The benefit of having science majors living together, Moncada said, is not only to form tight-knit bonds with people of similar career interests, but to foster individual academic success.
Take Megan Medrano, senior Biology major, who’s lived in Marian for more than three years.
“Living here so long and seeing the same faces here that I see in class have made taking classes easier, especially the tougher ones,” she said. “There’s always someone available here to help with homework or give advice on what to expect from certain professors.”
Xiomara Cuadra (B.A. ’16), a Mathematics major, echoed Medrano’s words.

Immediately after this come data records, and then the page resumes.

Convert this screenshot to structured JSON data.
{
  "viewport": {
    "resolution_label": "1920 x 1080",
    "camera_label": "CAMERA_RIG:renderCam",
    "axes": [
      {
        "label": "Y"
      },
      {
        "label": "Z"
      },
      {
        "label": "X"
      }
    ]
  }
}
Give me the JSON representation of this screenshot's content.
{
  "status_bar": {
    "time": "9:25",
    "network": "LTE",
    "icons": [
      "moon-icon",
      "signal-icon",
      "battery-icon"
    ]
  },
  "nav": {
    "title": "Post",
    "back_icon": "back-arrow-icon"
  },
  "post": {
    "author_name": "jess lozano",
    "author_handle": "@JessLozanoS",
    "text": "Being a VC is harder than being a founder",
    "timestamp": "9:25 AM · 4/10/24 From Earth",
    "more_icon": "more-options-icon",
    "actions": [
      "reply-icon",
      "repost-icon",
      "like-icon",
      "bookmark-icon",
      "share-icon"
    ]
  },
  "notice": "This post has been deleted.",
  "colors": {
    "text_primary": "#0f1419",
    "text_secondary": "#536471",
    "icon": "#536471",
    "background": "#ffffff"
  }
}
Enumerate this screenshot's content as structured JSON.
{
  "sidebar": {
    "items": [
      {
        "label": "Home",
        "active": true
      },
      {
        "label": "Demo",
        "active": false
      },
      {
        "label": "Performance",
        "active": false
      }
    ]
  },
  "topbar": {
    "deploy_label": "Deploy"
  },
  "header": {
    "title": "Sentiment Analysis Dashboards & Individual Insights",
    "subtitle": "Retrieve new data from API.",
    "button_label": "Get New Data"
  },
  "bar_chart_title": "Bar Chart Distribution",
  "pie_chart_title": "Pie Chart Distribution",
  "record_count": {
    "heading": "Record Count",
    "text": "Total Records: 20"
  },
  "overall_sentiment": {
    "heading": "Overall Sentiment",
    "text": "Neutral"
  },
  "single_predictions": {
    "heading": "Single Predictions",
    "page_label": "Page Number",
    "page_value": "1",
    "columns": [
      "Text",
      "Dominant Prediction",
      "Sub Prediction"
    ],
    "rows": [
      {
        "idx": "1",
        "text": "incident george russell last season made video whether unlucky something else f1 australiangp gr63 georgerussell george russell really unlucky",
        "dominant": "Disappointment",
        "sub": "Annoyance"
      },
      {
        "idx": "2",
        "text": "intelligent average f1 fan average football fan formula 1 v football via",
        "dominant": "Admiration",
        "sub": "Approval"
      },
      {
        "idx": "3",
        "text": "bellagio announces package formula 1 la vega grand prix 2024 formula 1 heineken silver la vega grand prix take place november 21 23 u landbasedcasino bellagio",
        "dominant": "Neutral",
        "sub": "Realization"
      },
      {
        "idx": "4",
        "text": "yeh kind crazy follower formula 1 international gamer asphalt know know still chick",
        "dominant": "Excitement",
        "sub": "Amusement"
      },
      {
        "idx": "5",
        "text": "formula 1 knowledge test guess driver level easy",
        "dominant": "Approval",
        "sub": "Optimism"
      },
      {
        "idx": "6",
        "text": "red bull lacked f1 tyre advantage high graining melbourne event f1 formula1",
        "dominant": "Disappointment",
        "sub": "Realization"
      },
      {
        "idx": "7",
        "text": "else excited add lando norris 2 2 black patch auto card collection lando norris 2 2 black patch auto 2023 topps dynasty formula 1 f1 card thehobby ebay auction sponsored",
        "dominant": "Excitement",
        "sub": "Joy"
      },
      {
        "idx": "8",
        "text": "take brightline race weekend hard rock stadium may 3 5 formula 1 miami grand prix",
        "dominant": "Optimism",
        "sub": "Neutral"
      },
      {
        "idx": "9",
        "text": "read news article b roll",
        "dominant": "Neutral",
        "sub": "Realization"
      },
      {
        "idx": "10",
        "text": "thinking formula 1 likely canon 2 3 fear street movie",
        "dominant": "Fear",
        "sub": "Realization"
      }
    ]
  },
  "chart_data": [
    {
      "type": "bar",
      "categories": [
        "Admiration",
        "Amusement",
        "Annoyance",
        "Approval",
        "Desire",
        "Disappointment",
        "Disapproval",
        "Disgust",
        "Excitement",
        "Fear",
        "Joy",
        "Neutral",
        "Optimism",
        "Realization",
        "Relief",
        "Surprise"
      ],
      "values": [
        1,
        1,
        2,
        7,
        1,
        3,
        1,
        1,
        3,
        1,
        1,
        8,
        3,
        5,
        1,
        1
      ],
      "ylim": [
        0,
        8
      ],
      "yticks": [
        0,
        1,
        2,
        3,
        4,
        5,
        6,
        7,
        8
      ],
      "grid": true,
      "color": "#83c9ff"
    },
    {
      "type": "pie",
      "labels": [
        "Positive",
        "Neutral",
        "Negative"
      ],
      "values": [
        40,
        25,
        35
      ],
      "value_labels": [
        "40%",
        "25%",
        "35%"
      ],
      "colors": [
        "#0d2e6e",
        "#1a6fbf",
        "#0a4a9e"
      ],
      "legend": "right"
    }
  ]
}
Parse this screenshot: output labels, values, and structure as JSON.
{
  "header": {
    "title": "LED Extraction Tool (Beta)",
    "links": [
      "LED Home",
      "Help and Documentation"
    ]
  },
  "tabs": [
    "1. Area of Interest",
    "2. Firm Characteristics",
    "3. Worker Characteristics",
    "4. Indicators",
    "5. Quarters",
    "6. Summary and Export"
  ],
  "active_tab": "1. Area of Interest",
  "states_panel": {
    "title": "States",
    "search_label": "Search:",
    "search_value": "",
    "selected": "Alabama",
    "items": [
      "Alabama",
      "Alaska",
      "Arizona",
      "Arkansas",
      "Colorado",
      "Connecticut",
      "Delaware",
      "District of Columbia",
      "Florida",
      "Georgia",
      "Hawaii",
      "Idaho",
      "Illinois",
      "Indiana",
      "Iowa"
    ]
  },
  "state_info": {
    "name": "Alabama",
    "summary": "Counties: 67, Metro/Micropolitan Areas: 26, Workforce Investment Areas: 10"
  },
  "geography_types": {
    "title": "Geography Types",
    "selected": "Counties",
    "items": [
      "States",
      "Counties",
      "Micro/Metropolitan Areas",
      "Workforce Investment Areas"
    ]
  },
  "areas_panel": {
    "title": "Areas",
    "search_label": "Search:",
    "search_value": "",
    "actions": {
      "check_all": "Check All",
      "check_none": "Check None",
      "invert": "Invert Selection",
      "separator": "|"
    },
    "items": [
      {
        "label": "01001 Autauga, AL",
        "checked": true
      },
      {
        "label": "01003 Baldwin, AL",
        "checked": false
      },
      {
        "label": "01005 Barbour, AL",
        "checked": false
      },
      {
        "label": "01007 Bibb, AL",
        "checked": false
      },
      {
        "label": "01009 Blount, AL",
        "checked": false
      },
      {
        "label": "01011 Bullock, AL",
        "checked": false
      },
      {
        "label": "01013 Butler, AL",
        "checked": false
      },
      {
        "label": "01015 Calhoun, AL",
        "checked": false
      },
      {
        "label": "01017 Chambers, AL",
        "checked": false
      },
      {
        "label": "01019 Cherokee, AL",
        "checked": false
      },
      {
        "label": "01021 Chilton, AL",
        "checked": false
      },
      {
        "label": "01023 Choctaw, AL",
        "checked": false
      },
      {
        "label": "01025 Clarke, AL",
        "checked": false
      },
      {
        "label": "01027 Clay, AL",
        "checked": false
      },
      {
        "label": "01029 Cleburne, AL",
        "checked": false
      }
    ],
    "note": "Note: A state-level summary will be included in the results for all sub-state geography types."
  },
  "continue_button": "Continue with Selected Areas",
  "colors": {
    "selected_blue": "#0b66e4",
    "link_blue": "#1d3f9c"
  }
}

“I loved the overall atmosphere,” she said. “Everyone is so studious and friendly. You can have a conversation with anyone.”
The only requirement for living in Marian other than being a science major is attending four programs or events per semester, primarily arranged by the hall director. They include monthly visits from professors from different departments, such as a popular liquid nitrogen ice cream exposition put on by Chair of the Physics and Environmental Sciences Department Richard Cardenas, Ph.D.
Also in on the fun is Winston Erevelles, Ph.D., Dean of the School of Science, Engineering and Technology. Once a semester, he visits Marian to cook a dinner for residents, which has become a tradition known as “Dinner with the Dean.”
Erevelles admitted the tradition actually began in jest.
A student once asked Erevelles, who was born in South India, where to find the best Indian food in town; Erevelles replied with his home address. The student didn’t believe him, which meant only one thing: the dean had to show he meant business in the kitchen.
And the results have hit the spot; his most recent dish was a coconut milk-based South Indian beef stew.
“Dinner with the Dean was my favorite thing about Marian Hall,” Cuadra said. “I thought it would be cool to have a home-cooked meal, and when I saw it was being made by the dean, I thought it was just an act of kindness. However, the dinner showed me how much he really cares about his STEM students.”
“The food is simply an enabler to hang out and spend a few hours with our students, get to know them and their interests and concerns,” Erevelles said.
No matter the case, whether students prepare for a difficult test or share a meal, Marian is about one thing.
“We’re trying to build a community here,” Moncada said. “And so far, we’ve done a good job of that, and Dean Erevelles and the faculty believe in what we do. We love it here.”